Cinema - 08 Febbraio 2010 - 00:50
Israele: cortometraggio realizzato da non vedenti
Dalla regista Dina Guder un’opera che farà discutere



di Luigi Forioso - Un dramma comico che parla d’amore, della regista Dina Guder, è un cortometraggio che farà discutere. L’intero cast e lo staff tecnico, compresa la regista, sono tutti ciechi. L’opera in fase di realizzazione è un cortometraggio di mezz’ora; nasce dall’idea di Yaeli Rokach, direttrice del centro non vedenti della città di Ramat Gan in Israele. Il titolo è ancora da definire la storia tratta di una giovane non vedente dalla nascita, che non è ben accettata dalla famiglia. Scappa da casa e conosce un ragazzo con il quale conduce una vita normale, ma una malattia causa la perdita della vista del ragazzo. La perdita della vista del ragazzo è una porta che si apre per capire in modo profondo la sua ragazza e il mondo dei non vedenti.

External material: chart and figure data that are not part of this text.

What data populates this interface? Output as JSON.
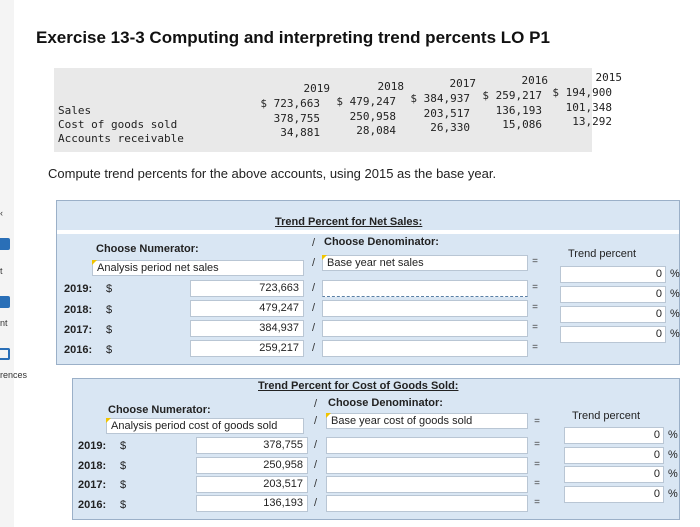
{
  "sidebar": {
    "labels": [
      "t",
      "nt",
      "rences"
    ]
  },
  "title": "Exercise 13-3 Computing and interpreting trend percents LO P1",
  "data_table": {
    "years": [
      "2019",
      "2018",
      "2017",
      "2016",
      "2015"
    ],
    "rows": [
      {
        "label": "Sales",
        "values": [
          "$ 723,663",
          "$ 479,247",
          "$ 384,937",
          "$ 259,217",
          "$ 194,900"
        ]
      },
      {
        "label": "Cost of goods sold",
        "values": [
          "378,755",
          "250,958",
          "203,517",
          "136,193",
          "101,348"
        ]
      },
      {
        "label": "Accounts receivable",
        "values": [
          "34,881",
          "28,084",
          "26,330",
          "15,086",
          "13,292"
        ]
      }
    ]
  },
  "instruction": "Compute trend percents for the above accounts, using 2015 as the base year.",
  "sales_panel": {
    "title": "Trend Percent for Net Sales:",
    "numerator_label": "Choose Numerator:",
    "slash": "/",
    "denominator_label": "Choose Denominator:",
    "numerator_value": "Analysis period net sales",
    "denominator_value": "Base year net sales",
    "equals": "=",
    "result_header": "Trend percent",
    "rows": [
      {
        "year": "2019:",
        "dollar": "$",
        "amount": "723,663",
        "slash": "/",
        "equals": "=",
        "percent": "0",
        "pct_sign": "%"
      },
      {
        "year": "2018:",
        "dollar": "$",
        "amount": "479,247",
        "slash": "/",
        "equals": "=",
        "percent": "0",
        "pct_sign": "%"
      },
      {
        "year": "2017:",
        "dollar": "$",
        "amount": "384,937",
        "slash": "/",
        "equals": "=",
        "percent": "0",
        "pct_sign": "%"
      },
      {
        "year": "2016:",
        "dollar": "$",
        "amount": "259,217",
        "slash": "/",
        "equals": "=",
        "percent": "0",
        "pct_sign": "%"
      }
    ]
  },
  "cogs_panel": {
    "title": "Trend Percent for Cost of Goods Sold:",
    "numerator_label": "Choose Numerator:",
    "slash": "/",
    "denominator_label": "Choose Denominator:",
    "numerator_value": "Analysis period cost of goods sold",
    "denominator_value": "Base year cost of goods sold",
    "equals": "=",
    "result_header": "Trend percent",
    "rows": [
      {
        "year": "2019:",
        "dollar": "$",
        "amount": "378,755",
        "slash": "/",
        "equals": "=",
        "percent": "0",
        "pct_sign": "%"
      },
      {
        "year": "2018:",
        "dollar": "$",
        "amount": "250,958",
        "slash": "/",
        "equals": "=",
        "percent": "0",
        "pct_sign": "%"
      },
      {
        "year": "2017:",
        "dollar": "$",
        "amount": "203,517",
        "slash": "/",
        "equals": "=",
        "percent": "0",
        "pct_sign": "%"
      },
      {
        "year": "2016:",
        "dollar": "$",
        "amount": "136,193",
        "slash": "/",
        "equals": "=",
        "percent": "0",
        "pct_sign": "%"
      }
    ]
  },
  "colors": {
    "panel_bg": "#d9e6f3",
    "data_box_bg": "#e9e9e9",
    "accent": "#2a6fb7"
  }
}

Solo la protagonista femminile interpreterà dall’inizio la parte di non vedente, il protagonista maschile invece entrerà in questo mondo solo in una fase successiva a causa di una malattia. I restanti attori invece non dovranno far trasparire il loro handicap, ma rappresentare dei normali personaggi.
Non ci sono messaggi politici, per una volta la guerra arabo-israeliana non è la notizia. L’opera probabilmente sarà ultimata in primavera. Per una volta i protagonisti dell’immagine saranno persone svantaggiate, il cortometraggio oltre all’immagine visiva trasmetterà emozioni che vanno al di là dalla vista.